Darüber hinaus sei es der erkläre Wille Graf von Wisers, in enger Abstimmung mit der Gemeinde die Erschließung zu realisieren, sagt Gänshirt. "Natürlich haben beide Seiten Interessen, die sicherlich auch nicht immer deckungsgleich sein werden." Der aktuelle Prozess sei vertrauensvoll und kooperativ und damit die beste Basis für das weiteres Verfahren, in das der Gemeinderat auch immer eng eingebunden sei. "Schon der Versuch, Graf von Wiser in dem Verfahren zu diskreditieren, entbehrt jeglicher Grundlage", macht der Bürgermeister deutlich. Wagner kontert: "Wir werden diskreditiert und nicht umgekehrt."
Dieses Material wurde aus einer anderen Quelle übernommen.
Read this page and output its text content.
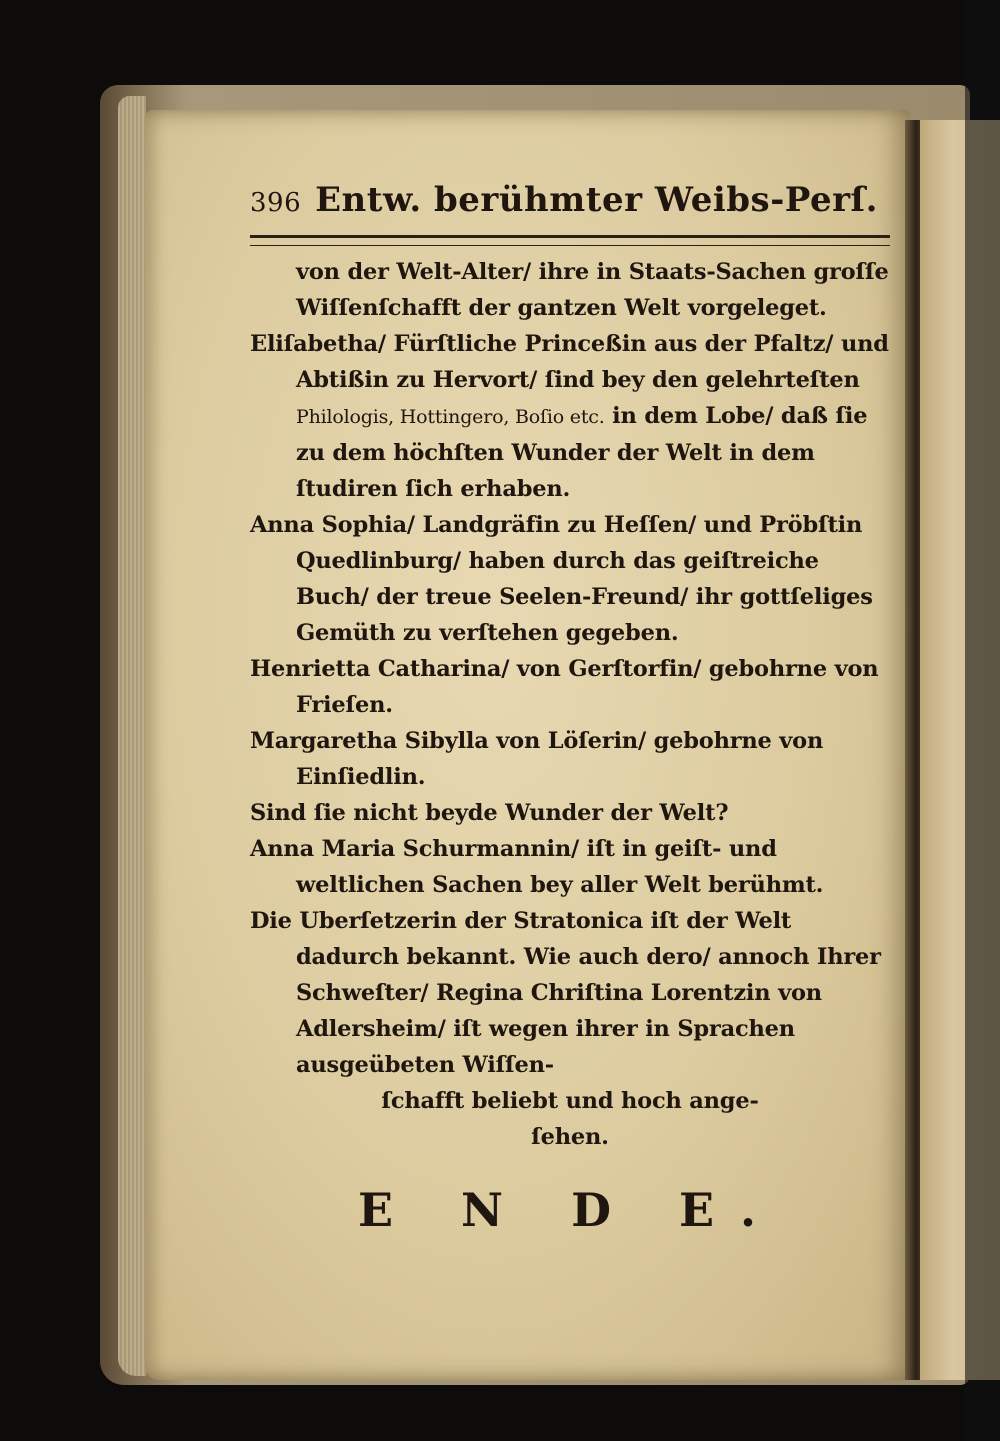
396 Entw. berühmter Weibs-Perſ.

von der Welt-Alter/ ihre in Staats-Sachen groſſe Wiſſenſchafft der gantzen Welt vorgeleget.

Eliſabetha/ Fürſtliche Princeßin aus der Pfaltz/ und Abtißin zu Hervort/ ſind bey den gelehrteſten Philologis, Hottingero, Boſio etc. in dem Lobe/ daß ſie zu dem höchſten Wunder der Welt in dem ſtudiren ſich erhaben.

Anna Sophia/ Landgräfin zu Heſſen/ und Pröbſtin Quedlinburg/ haben durch das geiſtreiche Buch/ der treue Seelen-Freund/ ihr gottſeliges Gemüth zu verſtehen gegeben.

Henrietta Catharina/ von Gerſtorfin/ gebohrne von Frieſen.

Margaretha Sibylla von Löſerin/ gebohrne von Einſiedlin.

Sind ſie nicht beyde Wunder der Welt?

Anna Maria Schurmannin/ iſt in geiſt- und weltlichen Sachen bey aller Welt berühmt.

Die Uberſetzerin der Stratonica iſt der Welt dadurch bekannt. Wie auch dero/ annoch Ihrer Schweſter/ Regina Chriſtina Lorentzin von Adlersheim/ iſt wegen ihrer in Sprachen ausgeübeten Wiſſen-

ſchafft beliebt und hoch ange-

ſehen.

E N D E.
Dass Hensel Immobilien ihr Schlüsselgrundstück nicht einfach so hergeben wollen, könnte möglicherweise Schwierigkeiten bereiten, weiß Gänshirt, "bietet aber auch Chancen für Alternativen". Ob die Gemeinde auch über eine Enteignung nachdenkt oder einen Kompromiss sieht, will die RNZ vom Bürgermeister wissen. Die Antwort: "Kompromisse sind meist der bessere Weg."

Eine mögliche Erschließung könnte auch über die Gelände stattfinden, auf denen sich EvoBus oder MAN befinden. Nach RNZ-Informationen soll der Bürgermeister bereits Gespräche mit den jeweiligen Eigentümern geführt haben. Das will Gänshirt nicht bestätigen, dementiert es aber auch nicht. "Aktuell werden viele Gespräche zu ganz unterschiedlichen Themen geführt. Wenn Ergebnisse vorliegen, wird dies sicherlich überwiegend durch öffentliche Gemeinderatsbeschlüsse flankiert oder bei einem Pressegespräch erläutert werden", sagt der Bürgermeister dazu nur.

Angesichts der doch ziemlich erhitzten Gemüter will die RNZ noch wissen, ob sich der Bürgermeister vorstellen kann, hier als Moderator tätig zu werden. "Wenn beide Seiten für ein solches Gespräch offen sind, werde ich selbstverständlich zur Verfügung stehen."